France: L’homme qui violait des cadavres de femmes s’est suicidé

Mis en examen, le jeudi 2 novembre 2017, pour des faits de nécrophile, l’homme de 72 ans a été retrouvé mort à son domicile, le mardi 28 novembre 2017. La thèse du suicide est privilégiée.

L’homme de 72 ans qui avait abusé sexuellement d’une dizaine de cadavres de femmes depuis le mois de juillet 2017, a été retrouvé mort à son domicile, le mardi 28 novembre 2017. Il a rejoint ses pauvres victimes dans l’au-delà et doit, à présent, leur expliquer pourquoi, il venait expérimenter sa virilité sur des corps incapables de poser le moindre acte de résistance. Le nécrophile doit également dire à ses nombreuses victimes pourquoi non satisfait d’abuser d’elles, ils emportait leurs sous vêtements.

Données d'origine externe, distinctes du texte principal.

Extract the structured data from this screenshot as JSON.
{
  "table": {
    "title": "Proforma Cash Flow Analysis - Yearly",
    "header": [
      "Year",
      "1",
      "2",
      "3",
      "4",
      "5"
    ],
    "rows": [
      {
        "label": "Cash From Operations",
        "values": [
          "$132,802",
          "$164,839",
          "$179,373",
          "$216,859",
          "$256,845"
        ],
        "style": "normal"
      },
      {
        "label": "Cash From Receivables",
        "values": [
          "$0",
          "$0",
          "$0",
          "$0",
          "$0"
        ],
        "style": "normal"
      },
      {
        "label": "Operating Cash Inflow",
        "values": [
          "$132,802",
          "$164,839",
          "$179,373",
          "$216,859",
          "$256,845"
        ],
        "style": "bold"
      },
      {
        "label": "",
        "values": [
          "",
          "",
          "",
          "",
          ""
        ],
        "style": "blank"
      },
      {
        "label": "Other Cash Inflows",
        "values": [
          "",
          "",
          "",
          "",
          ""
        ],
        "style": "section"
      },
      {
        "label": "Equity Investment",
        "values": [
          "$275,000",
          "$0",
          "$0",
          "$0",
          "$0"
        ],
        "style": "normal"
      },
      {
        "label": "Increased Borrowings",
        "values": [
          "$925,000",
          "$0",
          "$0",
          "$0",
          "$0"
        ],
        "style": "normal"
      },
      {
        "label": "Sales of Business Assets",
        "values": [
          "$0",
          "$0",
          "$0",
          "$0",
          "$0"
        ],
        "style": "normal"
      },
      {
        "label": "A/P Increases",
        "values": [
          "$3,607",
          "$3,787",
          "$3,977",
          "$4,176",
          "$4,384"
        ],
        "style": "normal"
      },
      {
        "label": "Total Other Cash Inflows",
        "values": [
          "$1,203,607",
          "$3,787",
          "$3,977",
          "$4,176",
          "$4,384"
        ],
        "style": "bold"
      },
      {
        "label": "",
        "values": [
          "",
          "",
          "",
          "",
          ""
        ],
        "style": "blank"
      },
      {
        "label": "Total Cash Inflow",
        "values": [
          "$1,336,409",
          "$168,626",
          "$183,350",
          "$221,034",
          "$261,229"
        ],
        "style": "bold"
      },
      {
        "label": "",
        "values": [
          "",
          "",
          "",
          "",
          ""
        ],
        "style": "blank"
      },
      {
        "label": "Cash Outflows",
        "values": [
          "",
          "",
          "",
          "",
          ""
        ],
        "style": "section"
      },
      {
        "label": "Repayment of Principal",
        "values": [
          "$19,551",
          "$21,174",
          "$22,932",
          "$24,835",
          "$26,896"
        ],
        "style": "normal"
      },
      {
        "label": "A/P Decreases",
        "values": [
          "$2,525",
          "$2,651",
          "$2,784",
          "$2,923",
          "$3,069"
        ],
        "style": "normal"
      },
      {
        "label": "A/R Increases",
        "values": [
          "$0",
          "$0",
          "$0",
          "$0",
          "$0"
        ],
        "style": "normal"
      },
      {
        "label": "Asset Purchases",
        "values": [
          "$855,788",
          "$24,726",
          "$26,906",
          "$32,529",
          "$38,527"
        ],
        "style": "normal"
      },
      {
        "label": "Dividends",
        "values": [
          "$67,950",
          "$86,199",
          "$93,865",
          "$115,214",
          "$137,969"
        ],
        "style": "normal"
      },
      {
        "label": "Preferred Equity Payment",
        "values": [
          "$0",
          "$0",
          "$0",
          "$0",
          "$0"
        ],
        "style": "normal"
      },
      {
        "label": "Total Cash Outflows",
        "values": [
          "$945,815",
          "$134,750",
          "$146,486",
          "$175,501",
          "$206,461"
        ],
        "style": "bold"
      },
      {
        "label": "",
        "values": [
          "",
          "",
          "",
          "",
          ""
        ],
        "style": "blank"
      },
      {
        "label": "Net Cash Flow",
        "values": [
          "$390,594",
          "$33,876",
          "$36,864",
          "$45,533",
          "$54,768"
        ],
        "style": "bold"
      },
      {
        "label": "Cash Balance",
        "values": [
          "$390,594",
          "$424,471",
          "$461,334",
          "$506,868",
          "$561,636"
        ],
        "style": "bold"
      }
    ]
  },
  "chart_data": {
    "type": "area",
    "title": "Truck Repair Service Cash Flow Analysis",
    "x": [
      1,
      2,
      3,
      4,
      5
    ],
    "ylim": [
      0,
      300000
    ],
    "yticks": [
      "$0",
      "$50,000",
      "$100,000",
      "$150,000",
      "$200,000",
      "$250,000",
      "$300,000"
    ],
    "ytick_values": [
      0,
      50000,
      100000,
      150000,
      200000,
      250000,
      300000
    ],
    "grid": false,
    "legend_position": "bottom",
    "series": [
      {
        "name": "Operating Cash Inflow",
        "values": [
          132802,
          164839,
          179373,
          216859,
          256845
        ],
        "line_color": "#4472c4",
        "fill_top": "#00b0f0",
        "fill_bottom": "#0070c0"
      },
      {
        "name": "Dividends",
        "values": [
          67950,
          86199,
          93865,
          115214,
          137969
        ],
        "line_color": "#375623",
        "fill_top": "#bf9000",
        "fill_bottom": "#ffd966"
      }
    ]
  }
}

Selon les premières constatations, il se serait suicidé en avalant des médicaments. Le septuagénaire aurait pu absorber une grande quantité de médicaments qui lui étaient prescrits pour les pathologies dont il souffrait. Autre élément qui accrédite cette thèse du suicide : le procureur indique qu’une lettre rédigée par le défunt a été retrouvée chez lui, sans en livrer le contenu.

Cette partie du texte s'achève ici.